“Life is suffering”, said Gautama Buddha. But will this always be true? Humans have dreamed of paradise since time immemorial. Details vary. But a feature common to most conceptions of paradise is perpetual happiness. History records many secular and religious attempts to build paradise on Earth. They haven’t worked. Utopian experiments are doomed to failure because of the frailties of human nature and the negative-feedback mechanisms of the hedonic treadmill. Our Darwinian biology evolved under pressure of natural selection. Selfishness – in both the popular and technical sense – is fitness-enhancing. Likewise, a predisposition to suffering and discontent is genetically adaptive.
However, a biohappiness revolution is imminent. CRISPR-Cas9 is a game-changer. Genome-editing promises to transform human nature and life itself. Our reward circuitry can be upgraded.
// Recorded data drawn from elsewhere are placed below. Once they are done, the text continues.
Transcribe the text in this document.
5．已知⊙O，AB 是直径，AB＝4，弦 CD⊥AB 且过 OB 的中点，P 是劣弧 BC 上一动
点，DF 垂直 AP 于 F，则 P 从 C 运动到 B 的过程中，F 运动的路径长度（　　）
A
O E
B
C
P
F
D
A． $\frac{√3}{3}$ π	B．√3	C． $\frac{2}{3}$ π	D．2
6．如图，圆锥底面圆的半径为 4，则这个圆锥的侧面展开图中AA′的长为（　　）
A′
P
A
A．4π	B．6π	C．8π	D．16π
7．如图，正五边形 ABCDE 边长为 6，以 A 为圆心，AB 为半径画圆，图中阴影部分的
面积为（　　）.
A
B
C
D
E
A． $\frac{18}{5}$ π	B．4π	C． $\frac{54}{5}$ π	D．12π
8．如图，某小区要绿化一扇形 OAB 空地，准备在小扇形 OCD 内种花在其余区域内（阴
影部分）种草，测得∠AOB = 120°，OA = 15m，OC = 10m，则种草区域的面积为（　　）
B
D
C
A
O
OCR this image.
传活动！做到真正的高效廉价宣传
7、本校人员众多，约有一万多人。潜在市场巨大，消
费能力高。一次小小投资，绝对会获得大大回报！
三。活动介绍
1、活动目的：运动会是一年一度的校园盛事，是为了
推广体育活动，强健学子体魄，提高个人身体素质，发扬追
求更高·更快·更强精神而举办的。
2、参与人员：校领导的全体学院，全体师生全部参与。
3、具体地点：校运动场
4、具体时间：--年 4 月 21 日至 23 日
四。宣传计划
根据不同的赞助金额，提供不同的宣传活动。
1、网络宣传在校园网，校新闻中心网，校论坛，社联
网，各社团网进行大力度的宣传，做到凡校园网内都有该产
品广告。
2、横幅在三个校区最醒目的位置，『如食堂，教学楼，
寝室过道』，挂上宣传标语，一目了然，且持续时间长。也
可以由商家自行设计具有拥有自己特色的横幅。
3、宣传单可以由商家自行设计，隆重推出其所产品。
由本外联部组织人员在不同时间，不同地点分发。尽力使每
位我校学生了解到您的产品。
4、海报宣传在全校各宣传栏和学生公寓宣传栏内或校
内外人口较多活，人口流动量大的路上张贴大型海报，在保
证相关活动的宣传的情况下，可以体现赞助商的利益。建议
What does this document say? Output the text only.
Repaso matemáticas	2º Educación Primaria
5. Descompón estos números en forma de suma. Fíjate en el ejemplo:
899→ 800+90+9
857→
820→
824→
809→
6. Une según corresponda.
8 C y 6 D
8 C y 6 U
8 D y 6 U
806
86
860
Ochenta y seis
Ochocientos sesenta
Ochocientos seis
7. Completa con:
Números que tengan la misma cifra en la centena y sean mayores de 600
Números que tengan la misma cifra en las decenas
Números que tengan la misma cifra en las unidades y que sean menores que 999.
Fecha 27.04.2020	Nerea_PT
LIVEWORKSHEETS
Suffering can be mitigated, minimised and then abolished. The biosphere can be reprogrammed. Genetic engineering and synthetic gene drives turn the level of suffering in Nature into an adjustable parameter. Biotech can make experience below “hedonic zero” physiologically impossible. Future civilisation can be based on a new motivational architecture: life underpinned entirely by information-sensitive gradients of well-being. If The Hedonistic Imperative (1995) is correct, then transhuman civilisation will have a hedonic range the lower bounds of which are orders of magnitude richer than human “peak experiences”. Superhuman intensity of bliss will be matched by a lifelong superhuman sense of meaning, purpose and significance. In short: paradise engineering.
Today, “designer babies” are controversial. Pitfalls abound. Advocacy of a biohappiness revolution isn’t a plea for humans to embrace a life of hedonism in the popular sense of drink, drugs and debauchery (cf. “The Paradox of Hedonism”). Quite the opposite: I hope we become more morally serious in our treatment of human and nonhuman animals alike. Rather, what’s at stake is whether intelligent moral agents should abolish the biology of involuntary suffering or instead conserve the pain-ridden status quo. To quote one of my transhumanist colleagues, Anders Sandberg, “I do have a ridiculously high hedonic set-point.” Should we aim to create a hyperthymic civilisation in which “ridiculously high hedonic set-points” are the norm rather than the privilege of a handful of genetic outliers? Twin studies and molecular genetics alike confirm that pain-tolerance, hedonic set-points and hedonic range have a high genetic loading. In future, what genetic dial-settings will be ethically optimal?
Conserving information-sensitivity is vital. “Hedonic recalibration” doesn’t sound very alluring; but it’s critical for the long-term well-being of both individuals and society as a whole. Tomorrow’s hedonic contrast can be as deep or shallow as desired. If engineered wisely, a neural architecture of gradients of bliss allows critical insight, personal growth, a rich diversity of pleasures, mutual empathetic understanding, the maintenance and enrichment of personal relationships, the preservation and extension of social responsibility and continued intellectual progress. Information-sensitive gradients of well-being allow the conservation of your values and preference architecture – unless one of your values is the conservation of involuntary suffering of others.
We need a Hundred-Year Plan to defeat suffering throughout the living world.